Since our inception in 1952, MGFA has led the charge to support the most promising scientific endeavors—funding research, engaging young scientists and clinicians, and spearheading a comprehensive patient registry. At our national conference and international symposiums, we bring together the brightest minds in the field of myasthenia gravis and related disorders.
Research has led to significant improvements in diagnostic techniques, treatments and therapies, and improved disease management. Fatality for MG used to be between 30 to 40%. Today, death from MG is rare—but still happens. Despite advances, today’s treatment options still come with significant side effects, and only partially address life-altering symptoms of MG. Some people with MG do not respond to any of the treatment options currently available.

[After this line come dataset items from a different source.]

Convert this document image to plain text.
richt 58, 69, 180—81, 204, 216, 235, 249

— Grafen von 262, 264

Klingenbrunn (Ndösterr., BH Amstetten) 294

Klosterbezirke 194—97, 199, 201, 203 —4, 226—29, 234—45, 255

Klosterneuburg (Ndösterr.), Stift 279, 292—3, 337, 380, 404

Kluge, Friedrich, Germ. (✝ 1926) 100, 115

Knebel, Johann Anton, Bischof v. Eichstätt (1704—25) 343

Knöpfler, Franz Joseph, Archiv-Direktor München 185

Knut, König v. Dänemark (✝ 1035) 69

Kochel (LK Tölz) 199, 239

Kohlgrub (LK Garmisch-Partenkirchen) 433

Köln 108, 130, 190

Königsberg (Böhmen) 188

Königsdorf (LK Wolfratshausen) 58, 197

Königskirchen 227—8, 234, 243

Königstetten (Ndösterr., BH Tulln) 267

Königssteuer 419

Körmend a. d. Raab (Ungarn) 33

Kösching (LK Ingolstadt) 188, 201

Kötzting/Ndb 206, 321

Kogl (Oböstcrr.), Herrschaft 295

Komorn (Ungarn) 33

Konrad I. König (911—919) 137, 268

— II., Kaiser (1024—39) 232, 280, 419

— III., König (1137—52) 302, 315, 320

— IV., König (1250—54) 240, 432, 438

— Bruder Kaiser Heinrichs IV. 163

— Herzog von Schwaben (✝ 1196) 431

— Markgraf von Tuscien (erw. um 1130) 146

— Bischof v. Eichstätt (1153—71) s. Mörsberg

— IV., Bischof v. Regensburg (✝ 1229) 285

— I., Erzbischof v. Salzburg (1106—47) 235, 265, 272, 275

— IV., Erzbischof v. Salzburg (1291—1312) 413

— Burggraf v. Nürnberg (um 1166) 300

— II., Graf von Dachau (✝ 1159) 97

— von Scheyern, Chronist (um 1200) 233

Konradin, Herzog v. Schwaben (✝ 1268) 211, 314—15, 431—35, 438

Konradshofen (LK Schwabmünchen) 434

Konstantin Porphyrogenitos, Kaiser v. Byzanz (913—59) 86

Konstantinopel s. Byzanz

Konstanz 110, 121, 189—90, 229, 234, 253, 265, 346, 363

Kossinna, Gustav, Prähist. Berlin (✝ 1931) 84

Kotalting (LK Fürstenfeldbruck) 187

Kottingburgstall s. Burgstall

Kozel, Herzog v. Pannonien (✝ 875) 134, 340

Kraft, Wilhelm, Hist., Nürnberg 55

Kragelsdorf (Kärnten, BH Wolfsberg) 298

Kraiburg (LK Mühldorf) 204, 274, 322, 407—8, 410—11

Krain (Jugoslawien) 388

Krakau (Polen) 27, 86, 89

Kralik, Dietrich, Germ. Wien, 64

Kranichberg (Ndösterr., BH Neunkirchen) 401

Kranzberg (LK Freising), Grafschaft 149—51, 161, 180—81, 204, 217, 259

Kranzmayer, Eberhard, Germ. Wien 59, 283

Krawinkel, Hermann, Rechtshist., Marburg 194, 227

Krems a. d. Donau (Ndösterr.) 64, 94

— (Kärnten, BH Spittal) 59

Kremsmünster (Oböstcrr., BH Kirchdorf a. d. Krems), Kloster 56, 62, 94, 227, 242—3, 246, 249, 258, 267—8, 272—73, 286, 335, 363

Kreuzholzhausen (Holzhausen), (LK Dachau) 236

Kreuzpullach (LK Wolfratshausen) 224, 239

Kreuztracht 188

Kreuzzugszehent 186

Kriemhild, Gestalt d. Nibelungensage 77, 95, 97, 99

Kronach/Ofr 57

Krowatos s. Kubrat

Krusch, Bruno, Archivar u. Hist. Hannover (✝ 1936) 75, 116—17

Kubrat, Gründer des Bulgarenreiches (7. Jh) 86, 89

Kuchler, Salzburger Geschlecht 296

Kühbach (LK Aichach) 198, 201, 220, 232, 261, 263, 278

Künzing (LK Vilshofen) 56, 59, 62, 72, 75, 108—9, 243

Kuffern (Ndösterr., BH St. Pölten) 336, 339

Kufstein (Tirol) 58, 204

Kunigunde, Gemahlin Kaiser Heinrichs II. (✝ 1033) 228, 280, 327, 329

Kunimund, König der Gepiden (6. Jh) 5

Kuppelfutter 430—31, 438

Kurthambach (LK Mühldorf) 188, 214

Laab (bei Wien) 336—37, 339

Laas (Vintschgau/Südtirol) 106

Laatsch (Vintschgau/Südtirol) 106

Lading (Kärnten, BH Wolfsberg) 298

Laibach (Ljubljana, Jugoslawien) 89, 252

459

Our charge is clear; more work in this area is necessary to better understand MG, expand treatment options, and ultimately, find a cure.
With our grant program, we support research that will improve the lives of patients with myasthenia gravis and related neuromuscular junction disorders. The committee has identified five broad research priorities:
- Biomarkers: facilitate early diagnosis, predict clinical outcomes and immunosuppressive therapy response and utilize in clinical trials.
- Disease Mechanisms: understand basic mechanisms and self-tolerance loss throughout course of disease.
- Targeted Therapies: develop new therapeutic targets, prevent widespread immunosuppression and off-target side effects, optimize treatment strategies with existing therapies.
- Patient Outcomes: understand the full impact of disease on daily living and patient treatment priorities, understand collateral effects of disease; related medical conditions, side effects and financial impact.
- Pediatric Treatment: identify strategies, safety concerns, and long-term outcomes.